Britain and Brussels were locked in a standoff on Thursday after Eurocrats demanded fresh proposals but were in turn accused of being intransigent. The Prime Minister will insist the government remains determined to secure legal changes to her exit agreement that will make it acceptable to MPs. But she will tell Brussels it must play its part in resolving the deadlock.
In a speech to workers in Leave-voting Grimsby, Mrs May will say: “Just as MPs will face a big choice next week, the EU has to make a choice too.
“We are both participants in this process.
“It is in the European interest for the UK to leave with a deal.
“We are working with them but the decisions that the European Union makes over the next few days will have a big impact on the outcome of the vote.”
Negotiators are preparing to work through the weekend in a frantic scramble to find a way to tackle concerns about backstop plans to prevent a hard Irish border.
Mrs May will put her deal back to MPs on Tuesday but if it fails they will be given votes on Wednesday and Thursday about delaying exit day and ruling out leaving without a deal.
The Government was accused of failing to put forward concrete plans to deal with the backstop after “difficult” talks earlier in the week.
But Attorney General Geoffrey Cox said his proposals were “clear as day” and government sources accused Brussels of being “intransigent”.
Mr Cox said: “I am surprised to hear the comments that have emerged over the last 48 hours the proposals are not clear. They are as clear as day and we are continuing to discuss them.”
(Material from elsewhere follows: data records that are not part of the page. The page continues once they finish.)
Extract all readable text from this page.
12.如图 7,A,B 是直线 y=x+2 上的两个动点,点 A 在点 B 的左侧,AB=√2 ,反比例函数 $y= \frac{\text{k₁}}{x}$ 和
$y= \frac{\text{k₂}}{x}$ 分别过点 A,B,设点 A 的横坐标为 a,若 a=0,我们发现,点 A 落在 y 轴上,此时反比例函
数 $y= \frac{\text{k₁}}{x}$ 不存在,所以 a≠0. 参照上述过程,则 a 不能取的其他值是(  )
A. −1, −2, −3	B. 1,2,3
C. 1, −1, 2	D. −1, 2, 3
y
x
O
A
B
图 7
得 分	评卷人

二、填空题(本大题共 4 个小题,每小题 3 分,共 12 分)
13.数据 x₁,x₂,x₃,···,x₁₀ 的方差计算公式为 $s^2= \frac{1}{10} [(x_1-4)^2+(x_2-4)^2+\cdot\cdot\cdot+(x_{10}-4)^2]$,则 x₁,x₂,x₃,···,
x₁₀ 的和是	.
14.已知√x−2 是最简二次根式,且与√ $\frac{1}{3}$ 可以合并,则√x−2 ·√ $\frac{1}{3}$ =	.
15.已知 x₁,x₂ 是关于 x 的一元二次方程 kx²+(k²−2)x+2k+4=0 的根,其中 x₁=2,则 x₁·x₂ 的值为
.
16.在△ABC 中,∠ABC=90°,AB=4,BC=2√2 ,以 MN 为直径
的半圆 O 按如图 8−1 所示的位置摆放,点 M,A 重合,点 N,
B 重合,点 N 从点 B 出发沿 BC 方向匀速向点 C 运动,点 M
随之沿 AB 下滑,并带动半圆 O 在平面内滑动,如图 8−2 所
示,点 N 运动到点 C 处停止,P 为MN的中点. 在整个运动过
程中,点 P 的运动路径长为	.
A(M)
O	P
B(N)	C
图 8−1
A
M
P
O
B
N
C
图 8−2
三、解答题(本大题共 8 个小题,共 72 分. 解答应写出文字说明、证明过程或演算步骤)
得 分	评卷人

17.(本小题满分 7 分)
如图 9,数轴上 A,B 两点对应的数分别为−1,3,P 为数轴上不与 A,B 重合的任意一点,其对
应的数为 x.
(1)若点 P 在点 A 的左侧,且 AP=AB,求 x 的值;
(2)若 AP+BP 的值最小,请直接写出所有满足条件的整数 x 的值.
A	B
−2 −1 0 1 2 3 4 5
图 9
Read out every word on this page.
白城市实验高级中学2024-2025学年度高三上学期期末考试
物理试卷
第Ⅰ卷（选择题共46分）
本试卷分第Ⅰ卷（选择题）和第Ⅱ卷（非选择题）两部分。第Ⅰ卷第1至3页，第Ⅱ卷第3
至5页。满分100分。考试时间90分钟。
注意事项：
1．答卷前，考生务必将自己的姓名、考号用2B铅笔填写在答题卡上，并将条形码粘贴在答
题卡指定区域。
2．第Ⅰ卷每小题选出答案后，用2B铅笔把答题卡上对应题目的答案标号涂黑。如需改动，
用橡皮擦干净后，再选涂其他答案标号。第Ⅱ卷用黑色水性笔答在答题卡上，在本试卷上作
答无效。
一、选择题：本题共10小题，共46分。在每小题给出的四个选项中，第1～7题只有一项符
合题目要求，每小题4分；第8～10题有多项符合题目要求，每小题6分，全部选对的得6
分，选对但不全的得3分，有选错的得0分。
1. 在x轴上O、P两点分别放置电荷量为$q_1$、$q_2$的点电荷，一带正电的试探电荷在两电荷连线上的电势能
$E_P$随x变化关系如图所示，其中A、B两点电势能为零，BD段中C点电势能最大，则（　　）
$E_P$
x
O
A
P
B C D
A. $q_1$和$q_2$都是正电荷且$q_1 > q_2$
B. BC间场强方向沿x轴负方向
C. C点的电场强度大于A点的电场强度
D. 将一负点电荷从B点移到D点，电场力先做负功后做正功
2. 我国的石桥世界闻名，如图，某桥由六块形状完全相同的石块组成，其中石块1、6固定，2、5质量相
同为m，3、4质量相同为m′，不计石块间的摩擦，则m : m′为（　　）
European Commission president Jean-Claude Juncker is “available 24/7” to meet Theresa May if a deal is close.
The Prime Minister needs to strike an agreement before the government puts down a motion on Monday afternoon ahead of the vote the following day.
Mr Cox is likely to return to Brussels tomorrow and Mrs May could head over as late as Monday morning in the dash to find a breakthrough.
The Attorney General said he was continuing to press for legally binding changes to the backstop that would ensure the UK is not trapped into following EU rules indefinitely.
But EU chief negotiator Michel Barnier claimed Mr Cox had produced “a legal solution to a political problem”.
France’s Europe minister Nathalie Loiseau said the EU was still waiting for a “sustainable proposal” from the British side.
Labour leader Jeremy Corbyn said he was “more certain than ever” that MPs would back a deal to keep the UK closely tied to the EU after he held talks on Wednesday with senior pro-EU Tories.
Former Chancellor George Osborne said the vote to Leave was a “foolish decision” that would leave the country following EU rules without shaping them.
The newspaper editor admitted that he had “always fancied” a job as a European Commissioner.
Shadow home secretary Diane Abbott admitted she believes Labour’s move to back a second referendum is likely to backfire.
She told The House magazine: “It forms part of our policy that a second referendum is something that we are prepared to consider. I would say, and I have said that a second referendum, people need to be careful what they wish for.
“The danger is that Remain wouldn’t necessarily win, that Leave would win again. But the majority of party members support it and so I think it’s the right move for the leadership of the Labour party to respect that.”